There's a certain level of slut that i can handle.... I think she just broke that scale
Omg you had literally better be on fire, drowning, and being crucified all at the same time to be calling me at 7:30 in the goddamn morning.
I was running around taking people's drinks at the bar and just dumping it into my Gatorade bottle screaming roofies.
Dude, chad is laying across the room, violently, passionately, pornographicly eating something and I seriously think the 'some thing' is fighting back.
I had a 10 minute conversation with the refrigerator, it was telling me how it likes to be opened and closed. Ecstasy, I love you.
After the keg stand you collapsed, hit your head on the floor, started seizing and after 20 seconds got back up and said "hah, I remember my first beer"
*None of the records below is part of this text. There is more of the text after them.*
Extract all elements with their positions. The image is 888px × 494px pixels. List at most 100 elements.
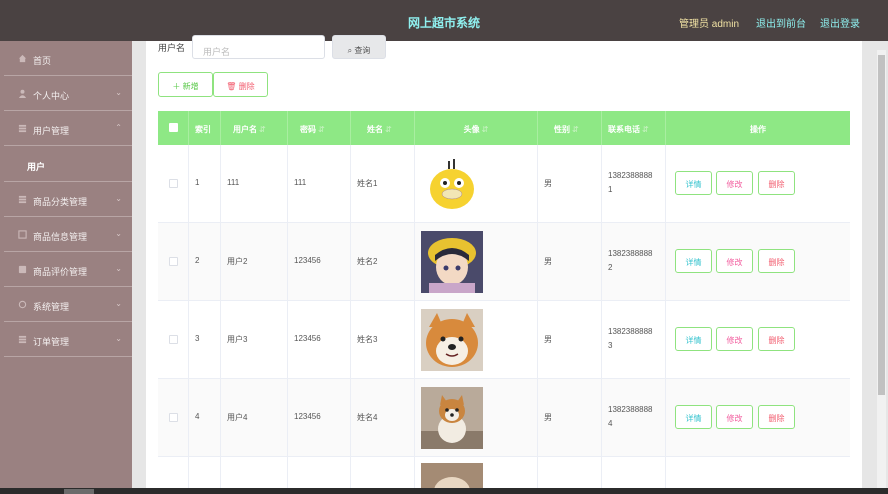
sidebar: 首页 个人中心 ⌄ 用户管理 ⌃ 用户 商品分类管理 ⌄ 商品信息管理 ⌄ 商品… — [0, 41, 132, 494]
scrollbar-thumb[interactable] — [878, 55, 885, 395]
row-checkbox[interactable] — [169, 413, 178, 422]
sidebar-item-orders[interactable]: 订单管理 ⌄ — [4, 322, 132, 357]
chevron-up-icon: ⌃ — [115, 123, 122, 132]
cell-name: 姓名2 — [357, 257, 378, 266]
sidebar-item-label: 首页 — [33, 56, 52, 66]
sidebar-item-goods[interactable]: 商品信息管理 ⌄ — [4, 217, 132, 252]
back-to-front-link[interactable]: 退出到前台 — [756, 15, 806, 30]
user-icon — [18, 89, 27, 98]
trash-icon: 🗑 — [226, 82, 237, 91]
avatar — [421, 153, 483, 215]
detail-button[interactable]: 详情 — [675, 171, 712, 195]
sidebar-item-category[interactable]: 商品分类管理 ⌄ — [4, 182, 132, 217]
edit-button[interactable]: 修改 — [716, 405, 753, 429]
cell-index: 3 — [195, 334, 200, 343]
chevron-down-icon: ⌄ — [115, 88, 122, 97]
sidebar-item-label: 商品分类管理 — [33, 197, 88, 207]
sort-icon: ⇵ — [642, 125, 649, 134]
avatar — [421, 231, 483, 293]
cell-phone: 1382388888 2 — [608, 249, 653, 272]
chevron-down-icon: ⌄ — [115, 264, 122, 273]
batch-delete-label: 删除 — [238, 82, 255, 91]
sort-icon: ⇵ — [572, 125, 579, 134]
sidebar-item-profile[interactable]: 个人中心 ⌄ — [4, 76, 132, 111]
main-content: 用户名 用户名 ⌕ 查询 ＋ 新增 🗑 删除 索引 用户名 ⇵ 密码 ⇵ 姓名 ⇵ 头… — [146, 35, 862, 494]
avatar — [421, 387, 483, 449]
th-username[interactable]: 用户名 ⇵ — [221, 111, 288, 145]
chevron-down-icon: ⌄ — [115, 334, 122, 343]
sidebar-item-label: 商品信息管理 — [33, 232, 88, 242]
cell-name: 姓名4 — [357, 413, 378, 422]
add-button-label: 新增 — [182, 82, 199, 91]
sidebar-item-label: 系统管理 — [33, 302, 70, 312]
cell-username: 用户2 — [227, 257, 248, 266]
taskbar-item[interactable] — [64, 489, 94, 494]
logout-link[interactable]: 退出登录 — [820, 15, 860, 30]
th-actions: 操作 — [750, 125, 766, 134]
detail-button[interactable]: 详情 — [675, 327, 712, 351]
sort-icon: ⇵ — [318, 125, 325, 134]
search-button[interactable]: ⌕ 查询 — [332, 35, 386, 59]
cell-password: 123456 — [294, 256, 321, 265]
edit-button[interactable]: 修改 — [716, 327, 753, 351]
row-checkbox[interactable] — [169, 179, 178, 188]
detail-button[interactable]: 详情 — [675, 249, 712, 273]
top-bar: 网上超市系统 管理员 admin 退出到前台 退出登录 — [0, 0, 888, 41]
sidebar-item-label: 商品评价管理 — [33, 267, 88, 277]
cell-name: 姓名3 — [357, 335, 378, 344]
cell-phone: 1382388888 4 — [608, 405, 653, 428]
select-all-checkbox[interactable] — [169, 123, 178, 132]
delete-button[interactable]: 删除 — [758, 171, 795, 195]
sort-icon: ⇵ — [385, 125, 392, 134]
cell-gender: 男 — [544, 179, 552, 188]
app-title: 网上超市系统 — [407, 16, 480, 30]
row-checkbox[interactable] — [169, 335, 178, 344]
add-button[interactable]: ＋ 新增 — [158, 72, 213, 97]
delete-button[interactable]: 删除 — [758, 405, 795, 429]
search-icon: ⌕ — [347, 46, 353, 55]
th-avatar[interactable]: 头像 ⇵ — [415, 111, 538, 145]
detail-button[interactable]: 详情 — [675, 405, 712, 429]
review-icon — [18, 265, 27, 274]
avatar — [421, 309, 483, 371]
edit-button[interactable]: 修改 — [716, 249, 753, 273]
sidebar-subitem-user[interactable]: 用户 — [4, 147, 132, 182]
vertical-scrollbar[interactable] — [877, 50, 886, 490]
search-label: 用户名 — [158, 43, 186, 53]
admin-label: 管理员 admin — [679, 19, 740, 30]
th-index[interactable]: 索引 — [189, 111, 221, 145]
row-checkbox[interactable] — [169, 257, 178, 266]
th-password[interactable]: 密码 ⇵ — [288, 111, 351, 145]
search-input[interactable]: 用户名 — [192, 35, 325, 59]
search-button-label: 查询 — [354, 46, 371, 55]
delete-button[interactable]: 删除 — [758, 249, 795, 273]
sidebar-item-users[interactable]: 用户管理 ⌃ — [4, 111, 132, 146]
edit-button[interactable]: 修改 — [716, 171, 753, 195]
cell-username: 111 — [227, 178, 240, 187]
sidebar-item-home[interactable]: 首页 — [4, 41, 132, 76]
taskbar — [0, 488, 888, 494]
th-phone[interactable]: 联系电话 ⇵ — [602, 111, 666, 145]
cell-index: 2 — [195, 256, 200, 265]
cell-gender: 男 — [544, 413, 552, 422]
chevron-down-icon: ⌄ — [115, 194, 122, 203]
th-name[interactable]: 姓名 ⇵ — [351, 111, 415, 145]
sidebar-subitem-label: 用户 — [27, 162, 46, 172]
cell-name: 姓名1 — [357, 179, 378, 188]
sidebar-item-system[interactable]: 系统管理 ⌄ — [4, 287, 132, 322]
th-gender[interactable]: 性别 ⇵ — [538, 111, 602, 145]
home-icon — [18, 54, 27, 63]
sort-icon: ⇵ — [259, 125, 266, 134]
cell-username: 用户3 — [227, 335, 248, 344]
sidebar-item-label: 个人中心 — [33, 91, 70, 101]
cell-password: 111 — [294, 178, 307, 187]
delete-button[interactable]: 删除 — [758, 327, 795, 351]
batch-delete-button[interactable]: 🗑 删除 — [213, 72, 268, 97]
select-all-cell — [158, 111, 189, 145]
cell-password: 123456 — [294, 412, 321, 421]
users-icon — [18, 124, 27, 133]
cell-username: 用户4 — [227, 413, 248, 422]
sidebar-item-review[interactable]: 商品评价管理 ⌄ — [4, 252, 132, 287]
sort-icon: ⇵ — [481, 125, 489, 134]
plus-icon: ＋ — [172, 82, 181, 91]
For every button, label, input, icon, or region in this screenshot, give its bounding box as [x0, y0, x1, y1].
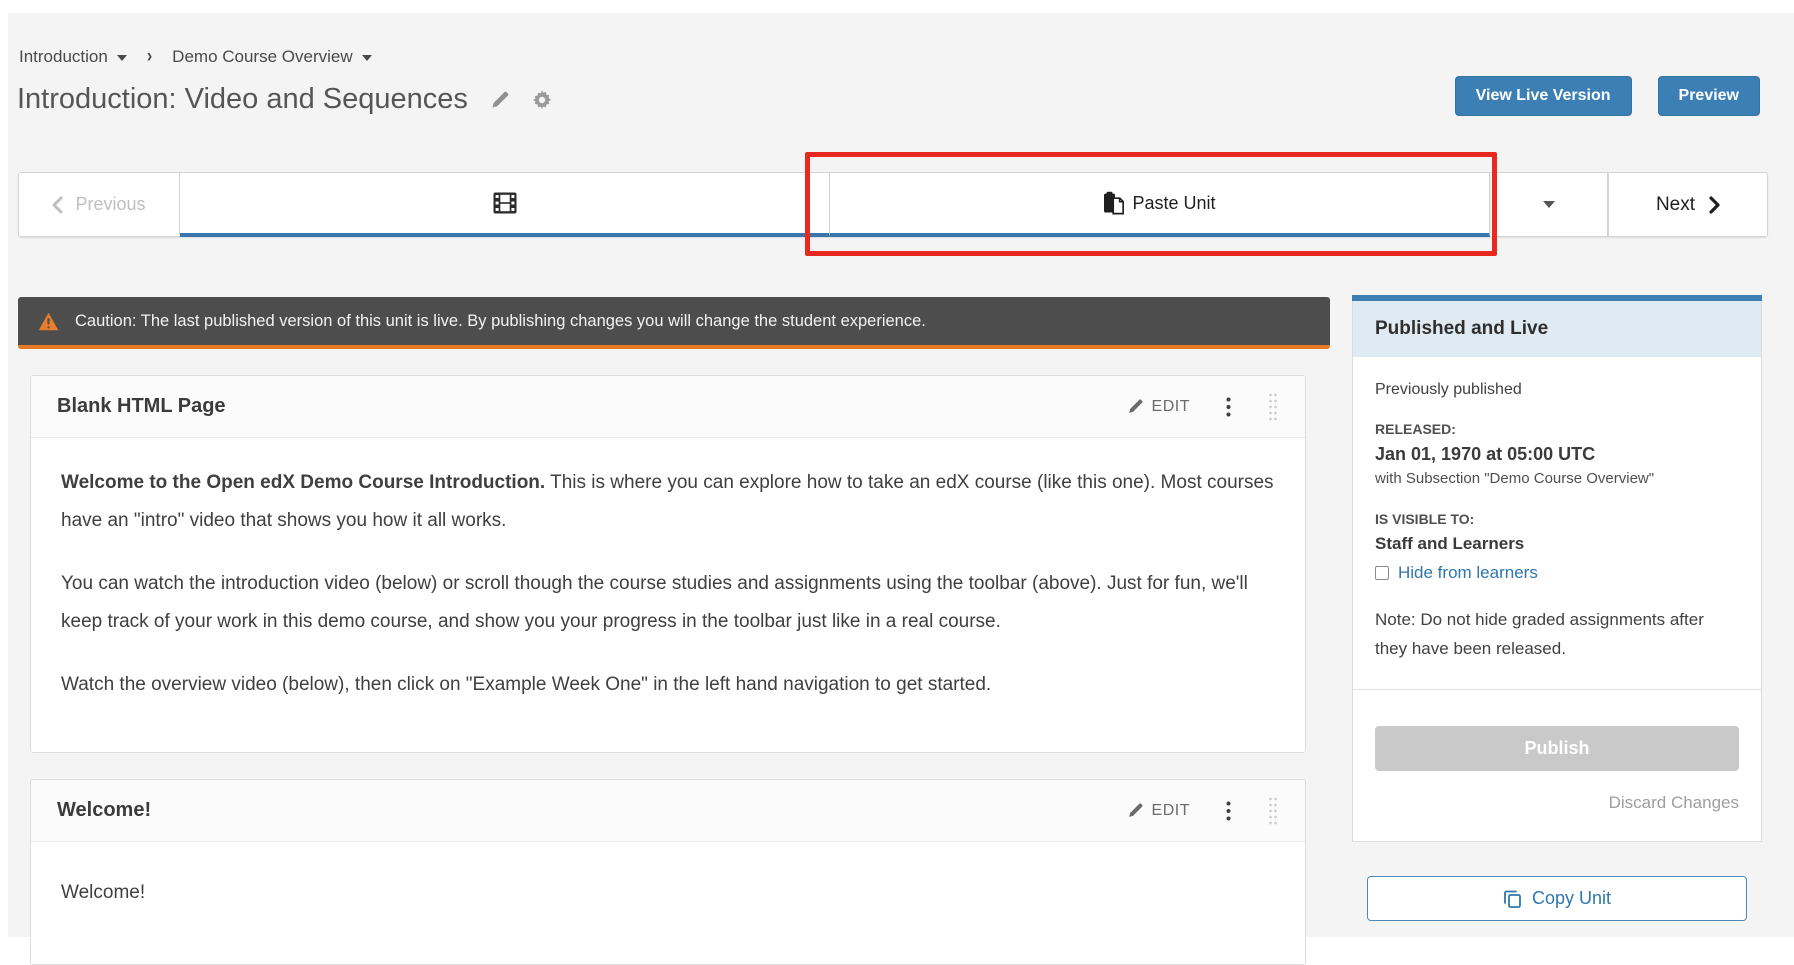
body-paragraph: Watch the overview video (below), then c… [61, 666, 1275, 704]
caret-down-icon [117, 55, 127, 61]
publish-panel: Published and Live Previously published … [1352, 301, 1762, 842]
tab-video-unit[interactable] [180, 172, 830, 237]
breadcrumb-section[interactable]: Introduction [19, 47, 127, 67]
previous-button[interactable]: Previous [18, 172, 180, 237]
chevron-left-icon [52, 196, 63, 214]
body-paragraph: Welcome to the Open edX Demo Course Intr… [61, 464, 1275, 540]
edit-button[interactable]: EDIT [1127, 802, 1190, 820]
next-button[interactable]: Next [1608, 172, 1768, 237]
annotation-red-box [805, 152, 1497, 256]
discard-changes-link[interactable]: Discard Changes [1375, 793, 1739, 813]
studio-unit-page: Introduction › Demo Course Overview Intr… [8, 13, 1794, 937]
publish-panel-footer: Publish Discard Changes [1353, 689, 1761, 841]
released-with-subsection: with Subsection "Demo Course Overview" [1375, 470, 1739, 487]
component-body: Welcome to the Open edX Demo Course Intr… [31, 438, 1305, 752]
unit-settings-gear-icon[interactable] [532, 90, 552, 110]
publish-panel-title: Published and Live [1353, 301, 1761, 357]
breadcrumb-subsection[interactable]: Demo Course Overview [172, 47, 371, 67]
warning-banner-text: Caution: The last published version of t… [75, 312, 926, 331]
component-menu-kebab-icon[interactable] [1226, 397, 1231, 417]
component-menu-kebab-icon[interactable] [1226, 801, 1231, 821]
component-card-blank-html-page: Blank HTML Page EDIT Welcome to the Open… [30, 375, 1306, 753]
edit-title-pencil-icon[interactable] [490, 90, 510, 110]
drag-handle-icon[interactable] [1267, 392, 1279, 422]
edit-button-label: EDIT [1152, 802, 1190, 820]
visible-to-label: IS VISIBLE TO: [1375, 511, 1739, 527]
drag-handle-icon[interactable] [1267, 796, 1279, 826]
publish-status: Previously published [1375, 381, 1739, 399]
page-title: Introduction: Video and Sequences [17, 83, 468, 116]
component-card-header: Welcome! EDIT [31, 780, 1305, 842]
breadcrumb-section-label: Introduction [19, 47, 108, 67]
hide-from-learners-control[interactable]: Hide from learners [1375, 563, 1739, 583]
visible-to-value: Staff and Learners [1375, 534, 1739, 554]
component-title: Welcome! [57, 799, 151, 822]
component-body: Welcome! [31, 842, 1305, 964]
sequence-overflow-dropdown[interactable] [1490, 172, 1608, 237]
pencil-icon [1127, 802, 1144, 819]
chevron-right-icon [1709, 196, 1720, 214]
unit-content-column: Caution: The last published version of t… [18, 297, 1330, 965]
film-icon [493, 192, 517, 214]
breadcrumb-separator-icon: › [141, 46, 158, 68]
released-date: Jan 01, 1970 at 05:00 UTC [1375, 444, 1739, 465]
view-live-version-button[interactable]: View Live Version [1455, 76, 1632, 116]
live-unit-warning-banner: Caution: The last published version of t… [18, 297, 1330, 349]
component-card-header: Blank HTML Page EDIT [31, 376, 1305, 438]
publish-sidebar: Published and Live Previously published … [1352, 295, 1762, 921]
hide-from-learners-label: Hide from learners [1398, 563, 1538, 583]
breadcrumb-subsection-label: Demo Course Overview [172, 47, 352, 67]
copy-unit-button[interactable]: Copy Unit [1367, 876, 1747, 921]
publish-button[interactable]: Publish [1375, 726, 1739, 771]
pencil-icon [1127, 398, 1144, 415]
paragraph-lead: Welcome to the Open edX Demo Course Intr… [61, 472, 545, 493]
caret-down-icon [362, 55, 372, 61]
body-paragraph: You can watch the introduction video (be… [61, 565, 1275, 641]
previous-label: Previous [75, 194, 145, 215]
copy-icon [1503, 889, 1522, 908]
component-card-welcome: Welcome! EDIT Welcome! [30, 779, 1306, 965]
warning-triangle-icon [38, 312, 59, 331]
edit-button-label: EDIT [1152, 398, 1190, 416]
preview-button[interactable]: Preview [1658, 76, 1760, 116]
breadcrumb: Introduction › Demo Course Overview [19, 47, 372, 67]
publish-note: Note: Do not hide graded assignments aft… [1375, 605, 1739, 685]
hide-from-learners-checkbox[interactable] [1375, 566, 1389, 580]
component-title: Blank HTML Page [57, 395, 226, 418]
edit-button[interactable]: EDIT [1127, 398, 1190, 416]
caret-down-icon [1543, 201, 1555, 208]
next-label: Next [1656, 194, 1695, 216]
paragraph-lead: Welcome! [61, 882, 145, 903]
released-label: RELEASED: [1375, 421, 1739, 437]
copy-unit-label: Copy Unit [1532, 888, 1611, 909]
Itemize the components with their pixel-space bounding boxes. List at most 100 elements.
It's not your birthday unless mom picks you up at the bar
omg how embarrassing to not hear the delivery person knocking because you're singing "where are you Pizza" to the tune of "where are you christmas" too loudly
I'd have to have a ring. Like I don't want to be called "the ex girlfriend that shit on me"
The Adderall says yes, but my body says no.
It’s bad enough my brother slept with half of the sorority this year, but now he’s lifeguarding at the club and every divorcée and cougar in town is asking me for his number. My twin is a manwhore and I’ve become his pimp.